Both men and women can contract the disease; however women in their late teens to early \’20s are most susceptible to HPV. In rare cases, HPV contracted by men caused penile cancer. There is currently no vaccination to protect men against the disease. [gross]
A bipartisan group of female Michigan lawmakers are trying to pass a bill requiring girls to receive the vaccination in sixth grade. However, the lawmaking hopefuls cannot pass this bill until next year, leaving out the current preteen to college population whom are at their most vulnerable point for infection. Another factor is the price of the vaccine, since according to the FDA, the retail price of the vaccination is $360 and comes in a series of three. MSU’s Olin Health Center does carry the vaccination, but reportedly the total charge of the three visits runs around $450. Since the vaccine is new, not all insurance and health care providers have yet issued coverage. The ACIP recommends getting all three injections, as studies have not been done on the results of only getting one or two.
Child development freshman Elizabeth Dewey says that she’d be more likely to get the vaccination if it was less expensive. “I don’t think it’s a good idea to make the vaccination so expensive,” said Dewey. “For those of us who don’t want our parents paying for it, or knowing that we’re getting it, it’s a high price to come up with ourselves.”
In June 2006, The Food and Drug Administration and the ACIP approved the vaccine for use in girls as young as nine. The length of the Gardasil vaccination is unknown, which gives reason to medicate girls at an early age. Recipients of the vaccine have been medically studied for five years and are still protected against the four main strains of the virus. Since the vaccine is not recommended for women after the age of 26, college-age women are at a prime age for the vaccine. By the age of 26, 80 percent of women have been exposed to HPV, meaning the virus has at some point passed through the body. HPV manages to sometimes rest in the body without symptoms, and some strains even disappear without the assistance of medication.
Some girls are not as confident in the vaccination as Berendsohn. “I feel like my parents would be like, ‘Why do you need that?’” said Dewey. “I don’t even know what it is exactly. I don’t think it’s been covered well enough in the media, for being the medical breakthrough it actually is.”

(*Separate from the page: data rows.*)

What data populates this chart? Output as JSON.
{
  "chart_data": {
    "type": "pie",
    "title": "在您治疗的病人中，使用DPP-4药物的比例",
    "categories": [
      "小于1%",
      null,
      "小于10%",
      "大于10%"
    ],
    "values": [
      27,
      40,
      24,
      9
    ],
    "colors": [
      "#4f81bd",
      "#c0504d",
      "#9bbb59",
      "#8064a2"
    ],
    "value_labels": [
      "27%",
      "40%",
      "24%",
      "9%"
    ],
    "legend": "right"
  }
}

[hpv]While the controversy is similar to the development of birth control, some girls don’t think they have the same excuses for their parents to obtain the vaccination. “To regulate periods” or “to help the skin” are excuses that are actually invalid for getting Gardasil. Many MSU women do not know enough information about the vaccine to risk parental disapproval.

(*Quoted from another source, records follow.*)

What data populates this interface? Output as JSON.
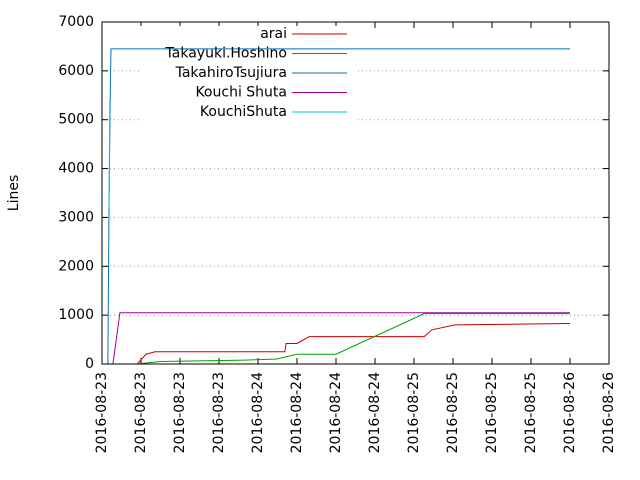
{
  "chart_data": {
    "type": "line",
    "ylabel": "Lines",
    "xlim": [
      0,
      13
    ],
    "xticks": [
      {
        "value": 0,
        "label": "2016-08-23"
      },
      {
        "value": 1,
        "label": "2016-08-23"
      },
      {
        "value": 2,
        "label": "2016-08-23"
      },
      {
        "value": 3,
        "label": "2016-08-23"
      },
      {
        "value": 4,
        "label": "2016-08-24"
      },
      {
        "value": 5,
        "label": "2016-08-24"
      },
      {
        "value": 6,
        "label": "2016-08-24"
      },
      {
        "value": 7,
        "label": "2016-08-24"
      },
      {
        "value": 8,
        "label": "2016-08-25"
      },
      {
        "value": 9,
        "label": "2016-08-25"
      },
      {
        "value": 10,
        "label": "2016-08-25"
      },
      {
        "value": 11,
        "label": "2016-08-25"
      },
      {
        "value": 12,
        "label": "2016-08-26"
      },
      {
        "value": 13,
        "label": "2016-08-26"
      }
    ],
    "ylim": [
      0,
      7000
    ],
    "yticks": [
      0,
      1000,
      2000,
      3000,
      4000,
      5000,
      6000,
      7000
    ],
    "grid": true,
    "legend": "top",
    "series": [
      {
        "name": "arai",
        "color": "#cc0000",
        "x": [
          0.9,
          1.13,
          1.36,
          4.69,
          4.72,
          5.0,
          5.31,
          8.26,
          8.46,
          9.05,
          12.0
        ],
        "values": [
          0,
          200,
          250,
          250,
          420,
          420,
          560,
          560,
          700,
          800,
          830
        ]
      },
      {
        "name": "Takayuki.Hoshino",
        "color": "#00a000",
        "x": [
          0.9,
          1.5,
          3.67,
          4.46,
          5.0,
          6.0,
          8.26,
          12.0
        ],
        "values": [
          0,
          50,
          80,
          100,
          200,
          200,
          1030,
          1030
        ]
      },
      {
        "name": "TakahiroTsujiura",
        "color": "#0070b8",
        "x": [
          0.15,
          0.18,
          0.21,
          0.23,
          12.0
        ],
        "values": [
          0,
          3250,
          5400,
          6450,
          6450
        ]
      },
      {
        "name": "Kouchi Shuta",
        "color": "#a000a0",
        "x": [
          0.28,
          0.46,
          12.0
        ],
        "values": [
          0,
          1050,
          1050
        ]
      },
      {
        "name": "KouchiShuta",
        "color": "#00c0e0",
        "x": [
          0.18,
          0.2
        ],
        "values": [
          3200,
          5400
        ]
      }
    ]
  }
}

According to Neal, it is a misconception that HPV cannot be transmitted if one stays abstinent. She described one instance of a college patient who lived in the dorms. “One girl used her roommate’s razor which her roommate had been using for her pubic hair. From that she contracted warts on her shin.”
However, the types of HPV that cause genital warts are usually different from those that cause warts on other body parts, such as the hands or feet, so touching a wart on the hands or feet will not cause genital warts.
With awareness being raised, education is the first weapon used to help both women and men protect themselves from the threat of HPV. “I think it’s the smart move for not only my own wellbeing, but that of anyone I’m romantically involved with in the future,” said Berendsohn.
Neal thoroughly believes that college-aged women should protect themselves against HPV. She adds, “Get checked, what do you have to lose?”